The question is - how can I get new docs each time, when I check database. I can't use timestamps, because events goes to database from different sources and there are no any order for events. So I just need to use inserting order only.
There are a couple of options.
The first, and easiest if it matches your use case, is to use a capped collection. The capped collection is a collection as a pre-defined size that acts as a sort of ring-buffer. Once then collection is full it starts overwriting the documents. For iterating over the collection you simply create a "tailable" cursor you will need some way of identifying the "last document processed (even a simple "done" flag in the document could work but it would have to exist when the document is inserted). If you truly can't modify the documents in any way then you could even save off the last processed document somewhere and use a course time stamp to (approximate the start position) and look for the last document before processing more documents.
The only real issue with this solution is that you will be limited in the number of documents you can write in the collection and it won't grow over time. There are limits on the write operations you can perform on the documents (they can't grow) but it does not sound like you are modifying the documents.
The second option, which is more complex, is to use the oplog. For a standalone configuration you will need to still pass the -replSet option to create and use the oplog. You will just not configure the oplog. In a sharded configuration you will need to track each "replica set" separately. The oplog contains a document for each insert, update, delete done to all collections/documents on the server. Each entry contains a timestamp, operation and id (at a minimum). Here are examples of each.
Insert
{ "ts" : { "t" : 1362958492000, "i" : 1 },
"h" : NumberLong("5915409566571821368"), "v" : 2,
"op" : "i",
"ns" : "test.test",
"o" : { "_id" : "513d189c8544eb2b5e000001" } }
Delete
{ ... "op" : "d", ..., "b" : true,
"o" : { "_id" : "513d189c8544eb2b5e000001" } }
Update
{ ... "op" : "u", ...,
"o2" : { "_id" : "513d189c8544eb2b5e000001" },
"o" : { "$set" : { "i" : 1 } } }
The timestamps are generated on the server and are guaranteed to be monotonically increasing. which allows you to quickly find the documents of interest.
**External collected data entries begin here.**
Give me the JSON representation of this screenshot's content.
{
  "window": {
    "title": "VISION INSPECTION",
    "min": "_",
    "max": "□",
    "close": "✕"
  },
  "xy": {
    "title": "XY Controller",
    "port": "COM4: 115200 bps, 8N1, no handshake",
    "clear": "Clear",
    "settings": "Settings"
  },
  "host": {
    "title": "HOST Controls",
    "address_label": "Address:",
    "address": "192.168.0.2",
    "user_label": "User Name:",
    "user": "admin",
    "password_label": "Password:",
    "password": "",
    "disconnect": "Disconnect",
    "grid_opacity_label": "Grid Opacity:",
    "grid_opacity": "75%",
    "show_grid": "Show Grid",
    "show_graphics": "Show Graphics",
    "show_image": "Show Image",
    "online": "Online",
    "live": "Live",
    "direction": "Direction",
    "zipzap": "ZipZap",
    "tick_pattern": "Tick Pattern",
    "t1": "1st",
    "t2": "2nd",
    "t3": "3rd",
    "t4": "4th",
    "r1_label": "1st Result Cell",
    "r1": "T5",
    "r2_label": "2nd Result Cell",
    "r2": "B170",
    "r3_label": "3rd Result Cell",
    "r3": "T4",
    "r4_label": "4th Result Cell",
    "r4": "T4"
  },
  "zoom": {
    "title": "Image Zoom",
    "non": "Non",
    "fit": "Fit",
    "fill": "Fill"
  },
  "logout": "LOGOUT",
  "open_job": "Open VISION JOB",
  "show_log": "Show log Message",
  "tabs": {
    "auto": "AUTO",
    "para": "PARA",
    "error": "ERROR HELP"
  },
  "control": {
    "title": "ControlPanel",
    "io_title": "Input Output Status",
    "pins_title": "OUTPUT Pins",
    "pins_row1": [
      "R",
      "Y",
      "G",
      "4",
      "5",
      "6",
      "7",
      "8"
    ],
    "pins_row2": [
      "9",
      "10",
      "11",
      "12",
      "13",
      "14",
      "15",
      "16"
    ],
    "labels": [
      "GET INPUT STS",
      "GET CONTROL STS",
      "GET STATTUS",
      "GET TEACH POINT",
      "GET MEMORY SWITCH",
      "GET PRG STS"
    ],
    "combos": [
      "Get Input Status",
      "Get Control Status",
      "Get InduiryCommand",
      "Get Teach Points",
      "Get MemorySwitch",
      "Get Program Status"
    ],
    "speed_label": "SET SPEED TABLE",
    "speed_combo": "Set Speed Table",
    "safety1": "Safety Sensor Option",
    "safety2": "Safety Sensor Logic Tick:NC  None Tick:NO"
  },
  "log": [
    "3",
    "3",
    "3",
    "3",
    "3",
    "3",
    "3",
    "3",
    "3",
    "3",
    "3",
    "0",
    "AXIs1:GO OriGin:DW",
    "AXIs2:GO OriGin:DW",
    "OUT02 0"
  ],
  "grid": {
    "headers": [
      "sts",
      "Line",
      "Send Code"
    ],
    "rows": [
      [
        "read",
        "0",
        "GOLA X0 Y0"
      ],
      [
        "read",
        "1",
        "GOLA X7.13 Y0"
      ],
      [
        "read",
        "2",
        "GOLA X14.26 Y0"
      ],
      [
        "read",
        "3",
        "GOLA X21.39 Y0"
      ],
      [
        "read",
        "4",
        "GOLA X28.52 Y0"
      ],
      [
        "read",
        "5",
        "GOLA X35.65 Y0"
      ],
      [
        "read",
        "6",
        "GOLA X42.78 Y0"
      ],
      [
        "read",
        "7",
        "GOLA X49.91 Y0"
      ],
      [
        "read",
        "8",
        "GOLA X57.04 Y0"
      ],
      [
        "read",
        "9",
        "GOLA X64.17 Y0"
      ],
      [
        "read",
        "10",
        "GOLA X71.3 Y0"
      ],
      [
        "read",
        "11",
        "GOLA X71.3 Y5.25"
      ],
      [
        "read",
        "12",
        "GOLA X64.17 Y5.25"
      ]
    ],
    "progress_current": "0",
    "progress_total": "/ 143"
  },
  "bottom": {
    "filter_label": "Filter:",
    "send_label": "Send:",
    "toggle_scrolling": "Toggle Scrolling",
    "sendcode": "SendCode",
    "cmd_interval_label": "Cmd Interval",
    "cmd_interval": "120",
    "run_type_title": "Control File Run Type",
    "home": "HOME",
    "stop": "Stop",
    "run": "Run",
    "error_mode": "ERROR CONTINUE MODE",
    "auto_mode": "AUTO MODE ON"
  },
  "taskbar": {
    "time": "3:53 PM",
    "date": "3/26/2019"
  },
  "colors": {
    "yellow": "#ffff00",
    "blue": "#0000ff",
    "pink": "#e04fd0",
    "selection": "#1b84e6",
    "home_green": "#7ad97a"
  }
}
This option is the most robust but requires some work on your part.
I wrote some demo code to create a "watcher" on a collection that is almost what you want. You can find that code on GitHub. Specifically look at the code in the com.allanbank.mongodb.demo.coordination package.
HTH, Rob
You can actually use timestamps if your _id is of type ObjectId:
prefix = Math.floor((new Date( 2013 , 03 , 11 )).getTime()/1000).toString(16)
db.foo.find( { _id : { $gt : new ObjectId( prefix + "0000000000000000" ) } } )
This way, it doesn't matter where the source of the event was or when it was,
it only matters when document insertion was recorded (higher than previous timer)
Of course, it is schema-less and you can always set a field such as isNew to true,
and set it to false in conjunction with your query / cursor

Multiple update of embedded documents' properties

I have the following collection:
{
"Milestones" : [
{ "ActualDate" : null,
"Index": 0,
"Name" : "milestone1",
"TargetDate" : ISODate("2011-12-13T22:00:00Z"),
"_id" : ObjectId("4ee89ae7e60fc615c42e28d1")},
{ "ActualDate" : null,
"Index" : 0,
"Name" : "milestone2",
"TargetDate" : ISODate("2011-12-13T22:00:00Z"),
"_id" : ObjectId("4ee89ae7e60fc615c42e28d2") } ]
,
"Name" : "a", "_id" : ObjectId("4ee89ae7e60fc615c42e28ce")
}
I want to update definite documents: that have specified _id, List of Milestones._id and ActualDate is null.
I dotnet my code looks like:
var query = Query.And(new[] { Query.EQ("_id", ObjectId.Parse(projectId)),
Query.In("Milestones._id", new BsonArray(values.Select(ObjectId.Parse))),
Query.EQ("Milestones.ActualDate", BsonNull.Value) });
var update = Update.Set("Milestones.$.ActualDate", DateTime.Now.Date);
Coll.Update(query, update, UpdateFlags.Multi, SafeMode.True);
Or in native code:
db.Projects.update({ "_id" : ObjectId("4ee89ae7e60fc615c42e28ce"), "Milestones._id" : { "$in" : [ObjectId("4ee89ae7e60fc615c42e28d1"), ObjectId("4ee89ae7e60fc615c42e28d2"), ObjectId("4ee8a648e60fc615c41d481e")] }, "Milestones.ActualDate" : null },{ "$set" : { "Milestones.$.ActualDate" : ISODate("2011-12-13T22:00:00Z") } }, false, true)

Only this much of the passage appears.